Item	Tissue Viability 1			Viability Tissue 2			Mean 1 & 2	Diff 1 &2	Classification
	Ali 1	Ali 2	Mean 1	Ali 1	Ali 2	Mean 2
Negative control	97,82	96,18	97,00	103,07	102,93	103,00	100,00	6,00	Non-irritant
Positive control	40,14	39,28	39,71	36,54	38,58	37,56	38,63	2,15	Irritant
Test item	119,11	118,02	118,57	128,27	130,84	129,56	124,06	10,99	Non-irritant

Ali: Aliquot, Diff: difference of viability between 2 tissues.

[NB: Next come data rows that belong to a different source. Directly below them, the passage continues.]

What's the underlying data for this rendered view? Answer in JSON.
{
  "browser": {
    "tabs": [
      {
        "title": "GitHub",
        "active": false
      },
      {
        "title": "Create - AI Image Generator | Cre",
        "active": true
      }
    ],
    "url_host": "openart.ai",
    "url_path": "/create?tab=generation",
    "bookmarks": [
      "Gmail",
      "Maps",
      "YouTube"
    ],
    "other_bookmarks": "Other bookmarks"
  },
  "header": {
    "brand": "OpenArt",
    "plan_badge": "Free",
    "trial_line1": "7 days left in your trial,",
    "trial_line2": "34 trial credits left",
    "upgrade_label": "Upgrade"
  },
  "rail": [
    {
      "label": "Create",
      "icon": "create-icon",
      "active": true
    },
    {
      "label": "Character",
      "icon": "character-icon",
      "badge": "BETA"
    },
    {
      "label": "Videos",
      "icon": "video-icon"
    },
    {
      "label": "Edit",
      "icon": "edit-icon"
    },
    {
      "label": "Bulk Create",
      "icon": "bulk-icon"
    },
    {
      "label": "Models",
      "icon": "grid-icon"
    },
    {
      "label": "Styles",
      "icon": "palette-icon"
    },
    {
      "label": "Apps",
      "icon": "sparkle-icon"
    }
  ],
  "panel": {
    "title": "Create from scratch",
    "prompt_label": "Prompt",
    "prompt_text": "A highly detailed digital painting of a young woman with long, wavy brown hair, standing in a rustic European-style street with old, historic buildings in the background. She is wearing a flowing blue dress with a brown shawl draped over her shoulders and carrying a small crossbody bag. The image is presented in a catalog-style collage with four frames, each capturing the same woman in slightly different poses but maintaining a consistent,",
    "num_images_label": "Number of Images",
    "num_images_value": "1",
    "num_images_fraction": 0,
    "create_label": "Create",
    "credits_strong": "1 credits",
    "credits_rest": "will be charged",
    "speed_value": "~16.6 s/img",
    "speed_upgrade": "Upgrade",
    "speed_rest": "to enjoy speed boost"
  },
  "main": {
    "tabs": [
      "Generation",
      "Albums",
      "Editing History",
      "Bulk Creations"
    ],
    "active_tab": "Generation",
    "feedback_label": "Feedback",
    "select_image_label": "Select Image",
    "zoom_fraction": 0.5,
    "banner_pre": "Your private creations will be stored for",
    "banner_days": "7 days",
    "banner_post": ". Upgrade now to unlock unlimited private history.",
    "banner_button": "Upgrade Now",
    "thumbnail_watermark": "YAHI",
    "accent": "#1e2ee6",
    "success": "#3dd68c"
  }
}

Table 2. OD values of individual epiocular tissues.

Item	OD570 nm Values
	Tissue 1		Tissue 2
	R1	R2	R1	R2
Negative control	1,0586	1,0416	1,1133	1,1118
Positive control	0,4586	0,4494	0,4208	0,4421
Test item	1,2802	1,2689	1,3756	1,4023

Applicant's summary and conclusion

Interpretation of results:

GHS criteria not met

Conclusions:

Test item-treated tissues showed viability of > 60.0% relative to negative control-treated tissue viability, thus the test item 2, 5- di- tert-butyl -,4- benzoquinone (YAPOX 2255) was concluded to be a non-irritant (NI).

Executive summary:

A guideline compliant eye irritation study (OECD 492) –in vitro eye irritation in Reconstructed Human Cornea-like Epithelium (RhCE)) was conducted. Aim of the study was to examine the acute eye irritation potential of the test item by measurement of its cytotoxic effect on the EpiOcular™ cornea epithelial model. The EpiOcular tissue construct is a nonkeratinized epithelium prepared from normal human keratinocytes (MatTek).

 

In this assay, the test item was applied to the surface of the cornea epithelial construct for 30 minutes. After exposure period, each tissue was extensively rinsed, and the tissue was allowed to express the resulting damage. Two construct tissues were used for the treatment with test item and for negative and positive controls. The MTT assay was performed to determine tissue viability. The tissues were transferred in the 24-wells plate containing MTT medium and incubated in a humidified atmosphere for 3 hours. After incubation the blue formazan salt formed was extracted in isopropanol and the optical density of extracted formazan was determined using a spectrophotometer at 540 nm. Validity of the test method was ascertained by positive control (methyl acetate) and negative control (deionized sterile water). The tissue viability met the acceptance criterion as the mean OD of negative control was in between > 0.8 and < 2.5. The positive control met the acceptance criterion as the viability of culture treated by methyl acetate was 39% (less than 60%).The viability of culture treated by 2,5 -di-tert-butyl-1,4 -benzoquinone was 124 %. Therefore, 2,5 -di-tert-butyl-1,4 -benzoquinone

is considered to be non-irritant to the eye.

Classification of test items as irritants and non-irritants was carried according to prediction model described in test guideline OECD 492. As the test item-treated tissues showed viability of > 60.0% relative to negative control-treated tissue viability, the test item, 2,5- di-tert-butyl-1,4 -benzoquinone, was concluded to be a non-irritant (NI).